A. Visualization of differences in TGF-β1 and TGF-β2 expression in nine individual tissues and plasma. Values for the day 15 gestation BALB/c embryo and adult BALB/c ovary are shown for comparison. Circles represent the centroids for each tissue, and rays connect to individual data points for replicate tissue samples (n=4) from all four strains. Centroids for ovary and mammary gland are overlapping. Please note the differences in the scale of the x and y axes. B. Visualization of overall differences in TGF-β1 and -β2 between 4 strains of mice. Circles represent the centroids for each strain and rays connect to data points for individual tissue samples for each strain. Data from all nine tissues and plasma (n=4 replicates/tissue/strain) were used to calculate the strain centroids. Please note the differences in the scale of the x and y axes. C. Stackplots showing levels of TGF-β1 (blue), TGF-β2 (yellow), and TGF-β3 (red) in kidney and mammary gland (n=4 per tissue) in 9 wk old female mice from 4 different strains. Values are mean ± standard deviation. p-values are for differences in total TGF-β levels between strains. *p<0.05,** p<0.01; one-way ANOVA with Tukey's multiple comparison test. D. Visualization of overall differences in TGF-β1 and -β2 levels between male and female FVB/N mice. Circles represent the centroids for each sex, and rays connect to data points for individual tissue samples for each sex. Data from seven tissues and plasma (n=4 replicates/tissue/sex) were used to calculate the centroids. Please note the differences in the scale of the x and y axes. E. Levels of TGF-β1 and -β2 in plasma from 4 mouse strains (n=6). Values are mean ± standard deviation. ** p<0.01, ***p<0.001; one-way ANOVA with Tukey's multiple comparison test.

Figure 4. TGF-β isoform expression in the normal mammary gland of BALB/c mice

A. Levels of TGF-β1 (blue), TGF-β2 (yellow), and TGF-β3 (red) in intact (solid bars) or cleared (cross-hatched bars) mammary glands from BALB/c mice (n=4 for intact and n=7 for cleared). Values are mean ± standard deviation. **p<0.01, ***p<0.001, ****p<0.0001; unpaired t-test. B. In situ hybridization using probes for the indicated molecules in a virgin mammary gland from an adult BALB/c mouse. Brown dots indicate positive signal. Cyclophilin B/PPIB and DapB (bacterial dihydropicolinate reductase) were used as positive and negative controls. Bar = 25 μm. C. Higher magnification view of in situ hybridization for TGF-β3 in a virgin mammary gland from an adult BALB/c mouse. “L” is the luminal side of the gland and “B” is the basal side. Arrow points to a myoepithelial cell. Bar = 10μm. D. Immunohistochemistry using antibodies for the indicated molecules in a virgin mammary gland from an adult BALB/c mouse. Brown staining indicates positive signal. Normal rabbit IgG (IgG) was used as a negative control. Bar = 25 μm.

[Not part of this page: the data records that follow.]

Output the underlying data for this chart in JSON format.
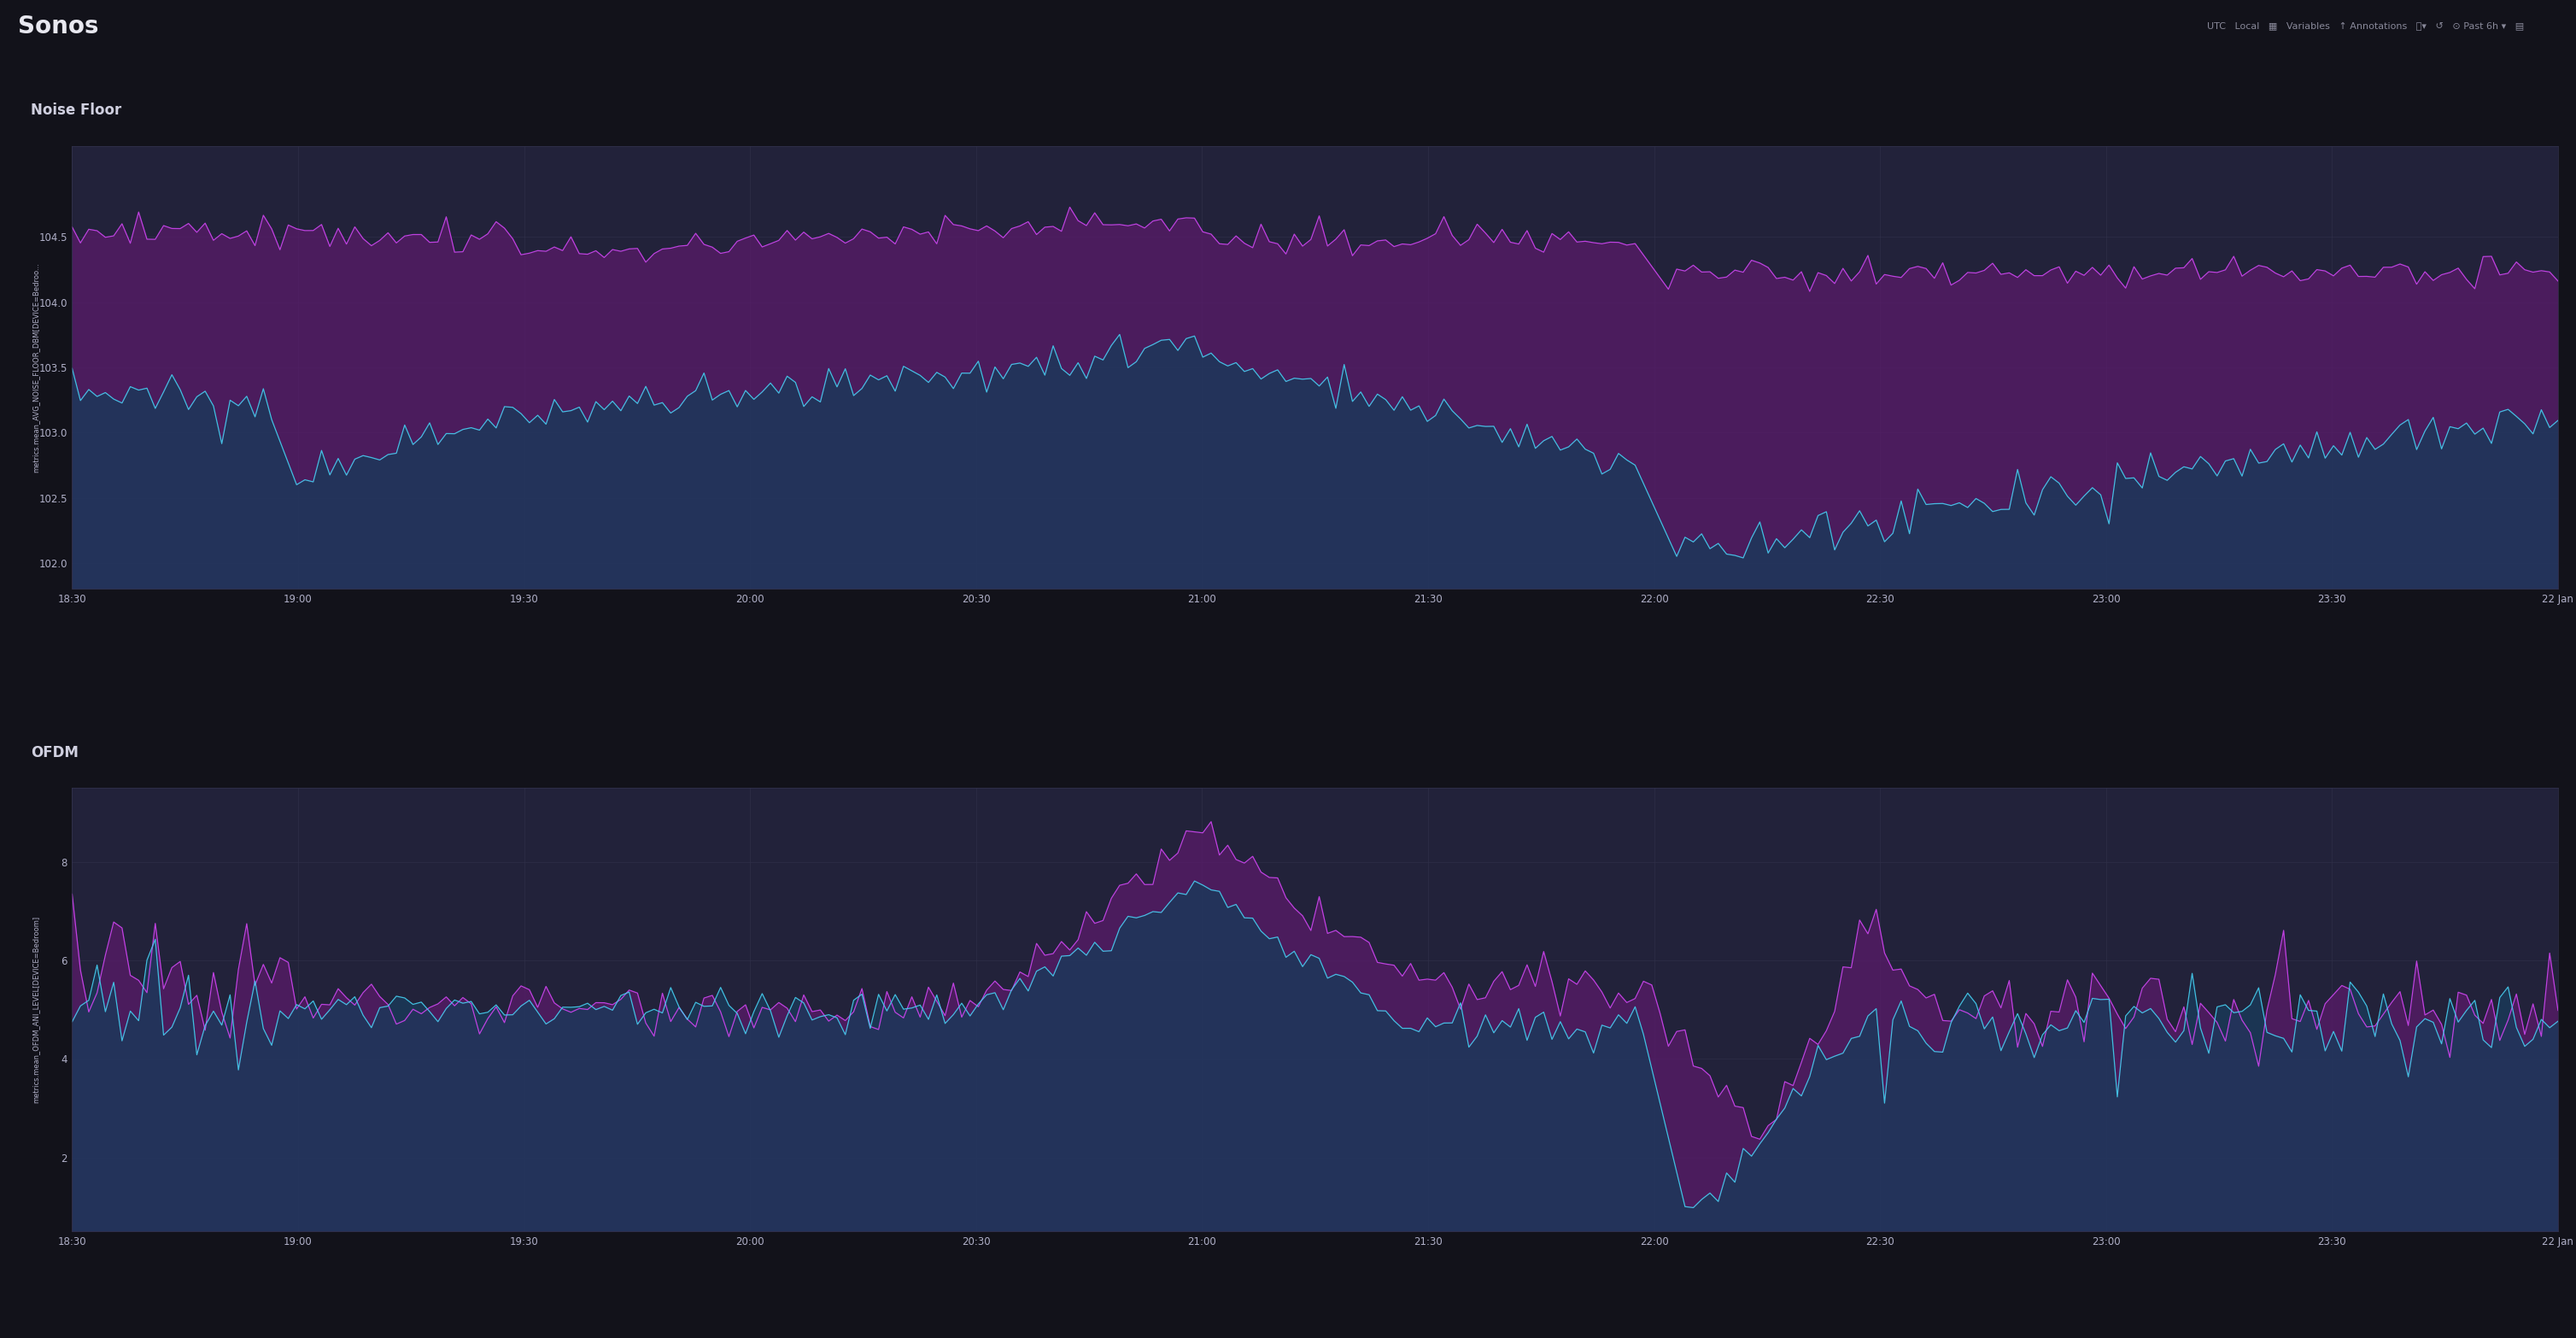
{
  "title": "Sonos",
  "bg_outer": "#12121a",
  "bg_panel_title": "#1e1e2d",
  "bg_chart": "#22223a",
  "grid_color": "#33334d",
  "text_color": "#b0b0c8",
  "title_color": "#e8e8f0",
  "panel_title_color": "#d0d0e0",
  "panel1_title": "Noise Floor",
  "panel1_ylabel": "metrics.mean_AVG_NOISE_FLOOR_DBM[DEVICE=Bedroo...",
  "panel1_ylim": [
    101.8,
    105.2
  ],
  "panel1_yticks": [
    102.0,
    102.5,
    103.0,
    103.5,
    104.0,
    104.5
  ],
  "panel1_line1_color": "#cc44ee",
  "panel1_line2_color": "#44ccee",
  "panel1_fill1_color": "#5a1a6a",
  "panel1_fill2_color": "#1a3a5a",
  "panel2_title": "OFDM",
  "panel2_ylabel": "metrics.mean_OFDM_ANI_LEVEL[DEVICE=Bedroom]",
  "panel2_ylim": [
    0.5,
    9.5
  ],
  "panel2_yticks": [
    2,
    4,
    6,
    8
  ],
  "panel2_line1_color": "#cc44ee",
  "panel2_line2_color": "#44ccee",
  "panel2_fill1_color": "#5a1a6a",
  "panel2_fill2_color": "#1a3a5a",
  "x_ticks_labels": [
    "18:30",
    "19:00",
    "19:30",
    "20:00",
    "20:30",
    "21:00",
    "21:30",
    "22:00",
    "22:30",
    "23:00",
    "23:30",
    "22 Jan"
  ],
  "x_ticks_pos": [
    0.0,
    0.5,
    1.0,
    1.5,
    2.0,
    2.5,
    3.0,
    3.5,
    4.0,
    4.5,
    5.0,
    5.5
  ]
}
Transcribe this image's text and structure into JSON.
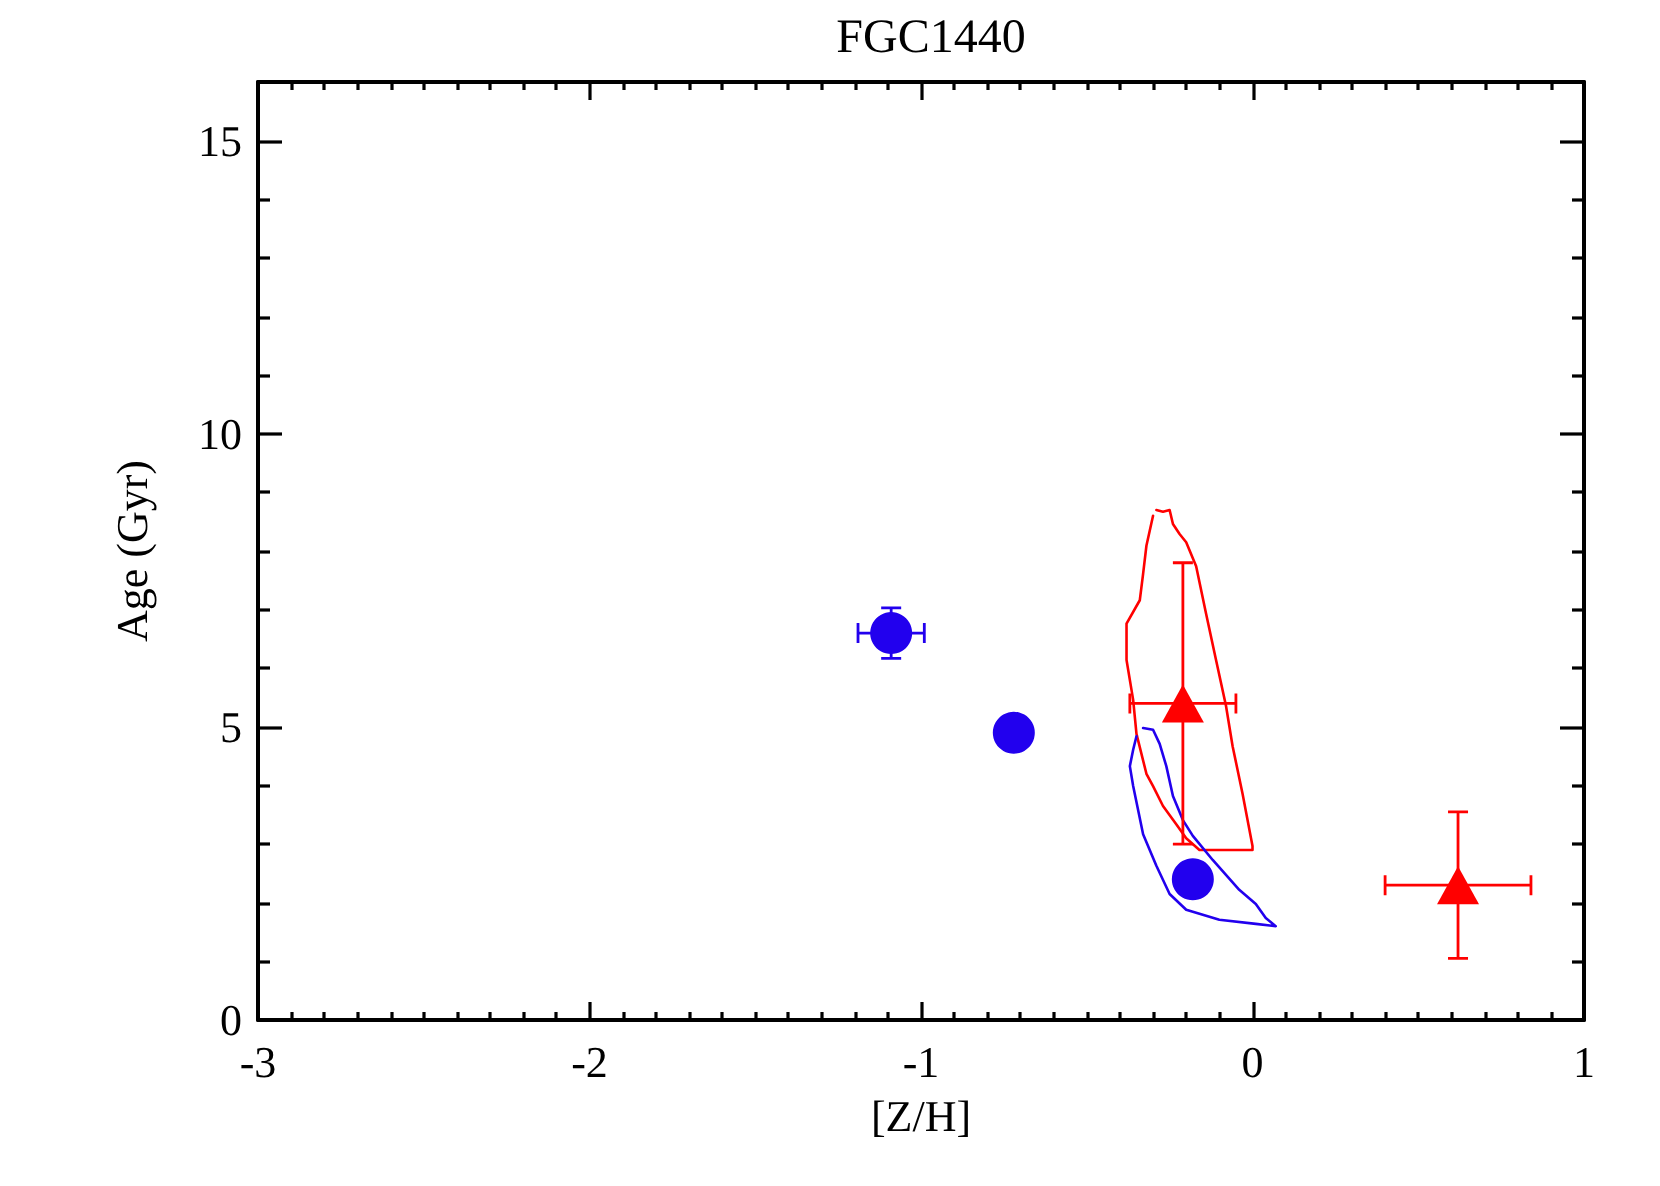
{
  "chart_data": {
    "type": "scatter",
    "title": "FGC1440",
    "xlabel": "[Z/H]",
    "ylabel": "Age (Gyr)",
    "xlim": [
      -3,
      1
    ],
    "ylim": [
      0,
      16
    ],
    "xticks": [
      -3,
      {
        "value": -2.9,
        "label": null
      },
      {
        "value": -2.8,
        "label": null
      },
      {
        "value": -2.7,
        "label": null
      },
      {
        "value": -2.6,
        "label": null
      },
      {
        "value": -2.5,
        "label": null
      },
      {
        "value": -2.4,
        "label": null
      },
      {
        "value": -2.3,
        "label": null
      },
      {
        "value": -2.2,
        "label": null
      },
      {
        "value": -2.1,
        "label": null
      },
      -2,
      {
        "value": -1.9,
        "label": null
      },
      {
        "value": -1.8,
        "label": null
      },
      {
        "value": -1.7,
        "label": null
      },
      {
        "value": -1.6,
        "label": null
      },
      {
        "value": -1.5,
        "label": null
      },
      {
        "value": -1.4,
        "label": null
      },
      {
        "value": -1.3,
        "label": null
      },
      {
        "value": -1.2,
        "label": null
      },
      {
        "value": -1.1,
        "label": null
      },
      -1,
      {
        "value": -0.9,
        "label": null
      },
      {
        "value": -0.8,
        "label": null
      },
      {
        "value": -0.7,
        "label": null
      },
      {
        "value": -0.6,
        "label": null
      },
      {
        "value": -0.5,
        "label": null
      },
      {
        "value": -0.4,
        "label": null
      },
      {
        "value": -0.3,
        "label": null
      },
      {
        "value": -0.2,
        "label": null
      },
      {
        "value": -0.1,
        "label": null
      },
      0,
      {
        "value": 0.1,
        "label": null
      },
      {
        "value": 0.2,
        "label": null
      },
      {
        "value": 0.3,
        "label": null
      },
      {
        "value": 0.4,
        "label": null
      },
      {
        "value": 0.5,
        "label": null
      },
      {
        "value": 0.6,
        "label": null
      },
      {
        "value": 0.7,
        "label": null
      },
      {
        "value": 0.8,
        "label": null
      },
      {
        "value": 0.9,
        "label": null
      },
      1
    ],
    "yticks": [
      0,
      {
        "value": 1,
        "label": null
      },
      {
        "value": 2,
        "label": null
      },
      {
        "value": 3,
        "label": null
      },
      {
        "value": 4,
        "label": null
      },
      5,
      {
        "value": 6,
        "label": null
      },
      {
        "value": 7,
        "label": null
      },
      {
        "value": 8,
        "label": null
      },
      {
        "value": 9,
        "label": null
      },
      10,
      {
        "value": 11,
        "label": null
      },
      {
        "value": 12,
        "label": null
      },
      {
        "value": 13,
        "label": null
      },
      {
        "value": 14,
        "label": null
      },
      15
    ],
    "series": [
      {
        "color": "#2200ee",
        "marker": "circle",
        "x": [
          -1.09,
          -0.72,
          -0.18
        ],
        "values": [
          6.6,
          4.9,
          2.4
        ],
        "errors": [
          0.43,
          null,
          null
        ],
        "xerrors": [
          0.1,
          null,
          null
        ]
      },
      {
        "color": "#ff0000",
        "marker": "triangle",
        "x": [
          -0.21,
          0.62
        ],
        "values": [
          5.4,
          2.3
        ],
        "errors": [
          2.4,
          1.25
        ],
        "xerrors": [
          0.16,
          0.22
        ]
      },
      {
        "type": "line",
        "color": "#ff0000",
        "marker": "none",
        "x": [
          -0.29,
          -0.27,
          -0.25,
          -0.24,
          -0.22,
          -0.2,
          -0.17,
          -0.14,
          -0.11,
          -0.08,
          -0.06,
          -0.03,
          0,
          0,
          -0.16,
          -0.2,
          -0.23,
          -0.27,
          -0.3,
          -0.32,
          -0.35,
          -0.36,
          -0.38,
          -0.38,
          -0.34,
          -0.33,
          -0.32,
          -0.3
        ],
        "values": [
          8.7,
          8.67,
          8.7,
          8.46,
          8.29,
          8.15,
          7.74,
          6.93,
          6.14,
          5.36,
          4.67,
          3.86,
          2.97,
          2.9,
          2.9,
          3.1,
          3.34,
          3.65,
          3.99,
          4.2,
          4.88,
          5.46,
          6.14,
          6.76,
          7.16,
          7.61,
          8.09,
          8.6
        ]
      },
      {
        "type": "line",
        "color": "#2200ee",
        "marker": "none",
        "x": [
          -0.33,
          -0.3,
          -0.28,
          -0.26,
          -0.24,
          -0.21,
          -0.18,
          -0.12,
          -0.04,
          0.01,
          0.04,
          0.07,
          0.01,
          -0.1,
          -0.2,
          -0.25,
          -0.29,
          -0.33,
          -0.36,
          -0.37,
          -0.36,
          -0.35
        ],
        "values": [
          4.98,
          4.95,
          4.71,
          4.33,
          3.82,
          3.41,
          3.14,
          2.73,
          2.22,
          1.98,
          1.74,
          1.6,
          1.64,
          1.71,
          1.88,
          2.15,
          2.63,
          3.17,
          3.99,
          4.33,
          4.61,
          4.84
        ]
      }
    ]
  }
}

Figure 5. TGF-β isoform expression in mouse mammary tumors

A. Quantitation of TGF-β1, 2, and 3 protein in mouse mammary tumors compared with the normal mammary gland of the appropriate strain. Values are mean ± standard deviation. *p<0.05, **p<0.01, ****p<0.0001; unpaired t-test vs normal mammary gland. B. In situ hybridization using probes for the indicated molecules in 4T1 and F311 mammary tumors. “Tu” marks area of tumor while * marks an engulfed mammary duct. Cyclophilin B/PPIB and DapB (bacterial dihydropicolinate reductase) were used as positive and negative controls. Bar = 25 μm C. Immunohistochemistry using antibodies for the indicated molecules in 4T1 and F311 mammary tumors. “Tu” marks area of tumor while * marks an engulfed mammary duct. IgG indicates the negative control. Bar = 25 μm.